L’Arménie fut la première nation à adopter le christianisme
comme religion officielle, après sa conversion définitive par saint Grégoire
l’Illuminateur, vers 295. Il est caractéristique que l’alphabet arménien
ait vu le jour avec la première traduction de la Bible. Autonome par rapport
à Césarée dès 374, l’Église d’Arménie ne se sépara de la Grande Église
qu’au Ve siècle, en rejoignant l’opposition au concile de Chalcédoine
(451). De ce fait, cette Église indépendante n’est en communion qu’avec
les autres Églises non chalcédoniennes (copte, éthiopienne, syrienne d’Antioche
et de l’Inde du Sud), mais non avec les Églises catholique et orthodoxe. Sa constitution en Église distincte s’inscrit dans le
vaste mouvement de diversification interne qui anime le christianisme
oriental à la fin de l’Antiquité. Des facteurs complexes y présidèrent:
divergences sur le mystère du Christ, compliquées par la difficulté de
traduire d’une langue à l’autre les termes techniques qui expriment l’unité
de la personne et la dualité des natures dans le Christ; peut-être refus,
plus tardif, de l’orthodoxie de l’Église d’Empire par solidarité avec
la culture et la politique d’une nation qui refusait l’assimilation byzantine;
contingences historiques surtout, qui ont lourdement conditionné le repli
de cette Église sur elle-même. Elle avait «reçu» les trois premiers conciles
œcuméniques (qui, après l’Écriture, forment aujourd’hui encore sa base
dogmatique), mais elle ne put être présente à Chalcédoine parce que le
pays se rebellait contre les Perses. Réticente envers les termes de la
nouvelle définition, qu’elle soupçonnait de nestorianisme (doctrine qui
avait des sympathies en Perse), elle s’engagea peu à peu dans la voie
monophysite (synodes de Vakarsapat en 482 et surtout de Dwin en 551).

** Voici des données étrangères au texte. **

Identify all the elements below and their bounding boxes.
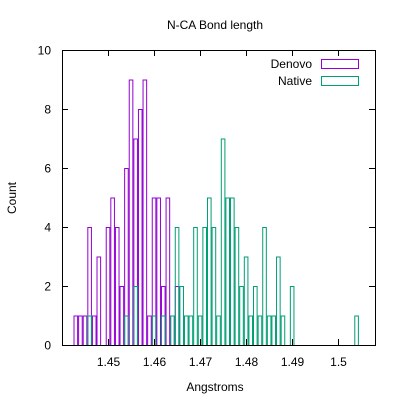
denovo-bar xyxy=(124,168,129,346)
x-tick-label: 1.47 xyxy=(189,355,213,369)
denovo-bar xyxy=(82,315,88,346)
native-bar xyxy=(211,227,217,346)
denovo-bar xyxy=(170,315,175,346)
native-bar xyxy=(170,315,175,346)
native-bar xyxy=(243,256,249,346)
denovo-bar xyxy=(137,109,143,346)
axis-ticks: 0 2 4 6 8 10 1.45 1.46 1.47 1.48 1.49 1.5 xyxy=(38,44,375,369)
native-bar xyxy=(289,286,295,346)
denovo-bar xyxy=(110,197,115,346)
denovo-bar xyxy=(96,256,102,346)
denovo-bar xyxy=(142,79,148,346)
denovo-bar xyxy=(78,315,83,346)
native-bar xyxy=(188,315,194,346)
native-bar xyxy=(133,286,138,346)
native-bar xyxy=(234,227,240,346)
y-tick-label: 10 xyxy=(38,44,52,58)
native-bar xyxy=(239,286,244,346)
native-bar xyxy=(179,286,184,346)
denovo-bar xyxy=(151,197,157,346)
legend: Denovo Native xyxy=(271,57,359,88)
x-tick-label: 1.45 xyxy=(97,355,121,369)
native-bar xyxy=(206,197,212,346)
native-bar xyxy=(248,315,254,346)
legend-swatch-native xyxy=(321,76,359,86)
native-bar xyxy=(230,197,235,346)
denovo-bar xyxy=(87,227,92,346)
y-axis-label: Count xyxy=(5,181,19,214)
native-bar xyxy=(271,315,277,346)
x-axis-label: Angstroms xyxy=(186,380,243,394)
native-bar xyxy=(202,227,207,346)
x-tick-label: 1.46 xyxy=(143,355,167,369)
native-bar xyxy=(253,286,258,346)
y-tick-label: 6 xyxy=(44,162,51,176)
legend-label-native: Native xyxy=(278,74,312,88)
denovo-bar xyxy=(114,227,120,346)
native-bar xyxy=(220,138,226,346)
native-bar xyxy=(183,315,189,346)
denovo-bar xyxy=(128,79,134,346)
native-bar xyxy=(257,315,263,346)
native-bar xyxy=(262,227,267,346)
denovo-bar xyxy=(156,197,161,346)
denovo-bar xyxy=(105,227,111,346)
native-bar xyxy=(216,315,221,346)
native-bar xyxy=(160,315,166,346)
denovo-bar xyxy=(119,286,125,346)
legend-label-denovo: Denovo xyxy=(271,57,313,71)
native-bar xyxy=(87,315,92,346)
denovo-bar xyxy=(73,315,79,346)
plot-frame xyxy=(62,50,376,346)
native-bar xyxy=(193,227,198,346)
y-tick-label: 4 xyxy=(44,221,51,235)
native-bar xyxy=(280,315,286,346)
denovo-bar xyxy=(91,315,97,346)
native-bar xyxy=(276,256,281,346)
denovo-bar xyxy=(147,315,152,346)
legend-swatch-denovo xyxy=(321,59,359,69)
x-tick-label: 1.5 xyxy=(330,355,347,369)
denovo-bar xyxy=(174,286,180,346)
native-bar xyxy=(225,197,230,346)
native-bar xyxy=(354,315,359,346)
denovo-bar xyxy=(133,138,138,346)
y-tick-label: 8 xyxy=(44,103,51,117)
x-tick-label: 1.48 xyxy=(235,355,259,369)
y-tick-label: 0 xyxy=(44,339,51,353)
chart-title: N-CA Bond length xyxy=(167,18,263,32)
native-bar xyxy=(124,315,129,346)
y-tick-label: 2 xyxy=(44,280,51,294)
x-tick-label: 1.49 xyxy=(281,355,305,369)
denovo-bar xyxy=(165,197,171,346)
series-denovo-bars xyxy=(73,79,180,346)
native-bar xyxy=(266,315,272,346)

Elle entra alors dans une ère nouvelle. Moins d’un siècle après, la conquête
arabe la confina dans un particularisme que renforceront les dominations
byzantine et turque. L’Église d’Arménie souscrira cependant à l’éphémère
union de Florence en 1439. On le voit, la liaison est étroite entre l’histoire
de la nation et celle de l’Église; au début du XXe siècle encore, le clergé
arménien paiera un lourd tribut aux massacres dont le peuple sera victime. Particularisée mais non isolationniste, l’Église arménienne
assimile de nombreux traits du christianisme syriaque, grec et latin;
elle multiplie les traductions de documents émanant de ces Églises. Créatrice
en architecture, en liturgie, en hymnologie, elle a un droit et des institutions
propres (tel le ministère de vardapet, ou de moine-théologien), mais elle
conserve une étroite parenté avec les Églises orthodoxe et catholique. Forte de quatre millions de fidèles, répartis entre les «catholicosats» d’Etchmiadzine (Arménie soviétique) et de Sis (Antélias au Liban) et les patriarcats d’Istanbul et de Jérusalem, l’Église d’Arménie retrouve de nos jours le contact avec les autres Églises: elle est entrée au Conseil œcuménique des Églises en 1962, a envoyé des observateurs au deuxième concile du Vatican (1962-1965), à l’issue duquel ses patriarches ont été reçus officiellement à Rome en 1967 et 1970; elle a soutenu activement le regroupement des Églises non chalcédoniennes (notamment à Addis-Abeba en 1965). Son orthodoxie christologique est reconnue par les catholiques: Pie XII dans son encyclique Sempiternus Rex qualifie son monophysisme de «purement verbal». Un large accord s’est manifesté lors de la consultation non officielle entre théologiens orthodoxes et non chalcédoniens (Aarhus, 1964). Les Églises arménienne catholique et arménienne réformée cessant leur prosélytisme, le dialogue œcuménique peut s’engager. Il porte principalement sur la nécessaire communion entre Églises, sur le rapport entre l’Église et la nation, sur le caractère historique et culturellement conditionné des formulations dogmatiques.